Wollondilly Council will not allow the state government to use its facilities for community information sessions on the proposal to raise the Warragamba Dam wall.
It follows a decision by Blue Mountains Council to block their use of facilities to WaterNSW.
Both councils have long campaigned against the government's plan due to environmental and Indigenous heritage concerns.
Wollondilly mayor Robert Khan used his mayoral minute at Tuesday night's council meeting to ask the council to take a stand. He asked that the council not provide WaterNSW access to council facilities for community engagement purposes 'due to the nature of the project'.
"Wollondilly Shire Council joined forces with Blue Mountains Council to oppose the raising of the Warragamba Dam Wall, to protect valuable Indigenous sites, as well as the natural environment, plant and animal species that will be impacted by the proposed wall raising," Cr Khan said.

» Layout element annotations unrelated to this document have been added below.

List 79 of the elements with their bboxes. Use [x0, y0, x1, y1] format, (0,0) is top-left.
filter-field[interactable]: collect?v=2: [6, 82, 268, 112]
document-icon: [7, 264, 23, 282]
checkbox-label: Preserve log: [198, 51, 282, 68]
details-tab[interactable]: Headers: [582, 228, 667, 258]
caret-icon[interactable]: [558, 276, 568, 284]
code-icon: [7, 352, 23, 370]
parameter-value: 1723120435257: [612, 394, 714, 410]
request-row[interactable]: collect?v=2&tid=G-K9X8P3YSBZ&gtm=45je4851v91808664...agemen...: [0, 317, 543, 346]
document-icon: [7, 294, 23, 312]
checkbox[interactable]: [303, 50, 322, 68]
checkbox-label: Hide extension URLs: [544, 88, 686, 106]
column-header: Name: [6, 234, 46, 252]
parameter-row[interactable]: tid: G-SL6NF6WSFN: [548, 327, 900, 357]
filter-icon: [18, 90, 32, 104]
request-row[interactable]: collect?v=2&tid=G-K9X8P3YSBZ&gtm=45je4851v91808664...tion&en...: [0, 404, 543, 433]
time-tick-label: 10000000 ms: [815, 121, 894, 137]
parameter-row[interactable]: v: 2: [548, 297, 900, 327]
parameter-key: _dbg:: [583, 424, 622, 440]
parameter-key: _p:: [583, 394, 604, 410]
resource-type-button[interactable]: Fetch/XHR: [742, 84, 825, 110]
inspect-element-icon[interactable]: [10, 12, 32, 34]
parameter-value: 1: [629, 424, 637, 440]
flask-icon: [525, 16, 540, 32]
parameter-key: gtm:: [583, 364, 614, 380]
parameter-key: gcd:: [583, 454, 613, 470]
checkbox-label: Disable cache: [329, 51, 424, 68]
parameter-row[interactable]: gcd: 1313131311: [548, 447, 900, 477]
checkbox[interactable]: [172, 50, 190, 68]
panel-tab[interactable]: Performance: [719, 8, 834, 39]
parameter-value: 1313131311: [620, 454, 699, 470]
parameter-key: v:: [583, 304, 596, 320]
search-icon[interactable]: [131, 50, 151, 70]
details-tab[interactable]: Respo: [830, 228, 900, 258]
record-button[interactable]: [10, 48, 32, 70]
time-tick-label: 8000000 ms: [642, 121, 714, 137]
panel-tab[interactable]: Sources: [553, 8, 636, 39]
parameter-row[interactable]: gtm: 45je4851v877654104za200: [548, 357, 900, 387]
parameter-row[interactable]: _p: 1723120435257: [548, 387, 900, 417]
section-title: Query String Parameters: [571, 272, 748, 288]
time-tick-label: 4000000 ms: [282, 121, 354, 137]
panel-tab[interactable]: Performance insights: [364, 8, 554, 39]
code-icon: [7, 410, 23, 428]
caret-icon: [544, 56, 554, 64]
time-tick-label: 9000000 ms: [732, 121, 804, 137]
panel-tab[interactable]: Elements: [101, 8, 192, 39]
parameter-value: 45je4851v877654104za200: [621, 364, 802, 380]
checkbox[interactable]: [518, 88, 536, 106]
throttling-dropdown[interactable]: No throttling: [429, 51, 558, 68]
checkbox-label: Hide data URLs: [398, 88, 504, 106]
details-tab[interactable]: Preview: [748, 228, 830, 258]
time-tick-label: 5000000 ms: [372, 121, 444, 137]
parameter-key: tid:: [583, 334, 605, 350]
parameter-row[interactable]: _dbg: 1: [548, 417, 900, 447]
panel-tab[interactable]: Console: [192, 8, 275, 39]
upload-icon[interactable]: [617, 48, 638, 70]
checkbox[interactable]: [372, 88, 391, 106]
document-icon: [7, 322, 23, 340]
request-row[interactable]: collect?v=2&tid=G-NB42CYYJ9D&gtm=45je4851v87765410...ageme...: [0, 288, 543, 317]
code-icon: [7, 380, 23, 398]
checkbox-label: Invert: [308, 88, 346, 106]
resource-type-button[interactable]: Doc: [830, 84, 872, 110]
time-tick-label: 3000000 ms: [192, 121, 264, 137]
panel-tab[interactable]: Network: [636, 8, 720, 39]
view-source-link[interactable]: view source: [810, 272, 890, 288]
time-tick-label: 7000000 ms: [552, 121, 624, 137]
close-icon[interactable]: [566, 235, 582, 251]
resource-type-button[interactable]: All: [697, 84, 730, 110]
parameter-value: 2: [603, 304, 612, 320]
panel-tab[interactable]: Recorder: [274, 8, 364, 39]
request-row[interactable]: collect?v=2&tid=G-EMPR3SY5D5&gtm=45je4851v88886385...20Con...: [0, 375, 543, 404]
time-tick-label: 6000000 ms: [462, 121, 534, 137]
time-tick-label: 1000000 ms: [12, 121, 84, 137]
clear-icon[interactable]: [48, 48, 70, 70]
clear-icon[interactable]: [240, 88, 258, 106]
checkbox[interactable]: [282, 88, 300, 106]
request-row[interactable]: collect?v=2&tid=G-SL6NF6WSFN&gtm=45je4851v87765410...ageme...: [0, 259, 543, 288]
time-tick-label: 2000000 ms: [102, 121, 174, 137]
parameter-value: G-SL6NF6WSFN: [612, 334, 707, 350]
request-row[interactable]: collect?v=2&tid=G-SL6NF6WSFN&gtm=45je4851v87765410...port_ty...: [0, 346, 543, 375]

"I do not believe that council should be enabling engagement when in the view of the council the fundamental premise of the project and the analysis underpinning its conclusions are incorrect."
This is not about increasing Sydney's water supply - it will not increase our water supply by a single drop.Matthew Deeth, Wollondilly councillor
Cr Khan also stated that the state government had access to its own facilities, including school halls and the Warragamba Dam visitor's centre, that could be used for this purpose.
Councillors unanimously voted in favour of the plan to lock WaterNSW out, a move that the Blue Mountains Council made at their meeting on June 29.
Cr Matt Gould said "all councillors are in lock-step on this issue. It is something that we are all really passionate about," he said.
"Every single part of the process to date has been undercooked, from the Aboriginal heritage study that was done over just 25 days and only looked at 27 per cent of the area affected, to an environmental assessment that was so bad the government had to have the law changed to weaken the environmental protections the project was assessed against, to the lip service that has been given to genuine consultation on the significant impacts the project will have on Wollondilly communities."
Cr Gould said it 'blew his mind' that the Indigenous heritage report only took 25 days to complete.
"I have spent a lot of time in that valley and it is full of incredibly rough terrain," he said. "They only looked at a quarter of the area and they found hundreds of sites - imagine what they have missed."
The state government has proposed raising the dam wall to mitigate the risk of flooding in the Hawkesbury Valley region.
However, Indigenous residents, scientists, environmental action groups, local councils, politicians and the United Nations Educational, Scientific and Cultural Organization (UNESCO) have raised various concerns about the plan.
A WaterNSW spokesman told The Blue Mountains Gazette earlier this month that the Environmental Impact Statement (EIS) was still being finalised.
"Dates and locations for the public exhibition of the EIS and community information sessions will take location, capacity, accessibility and ability to comply with COVID-19 safety into account and will not be finalised until dates for exhibition have been confirmed.
"Importantly, the final decision on the proposal to raise the dam wall for flood mitigation will only be made after all environmental, cultural, financial and planning assessments are complete."
Western Sydney Minister Stuart Ayres told the Gazette the dam raising was one of the most effective ways to reduce the amount of water in the Hawkesbury-Nepean Valley communities.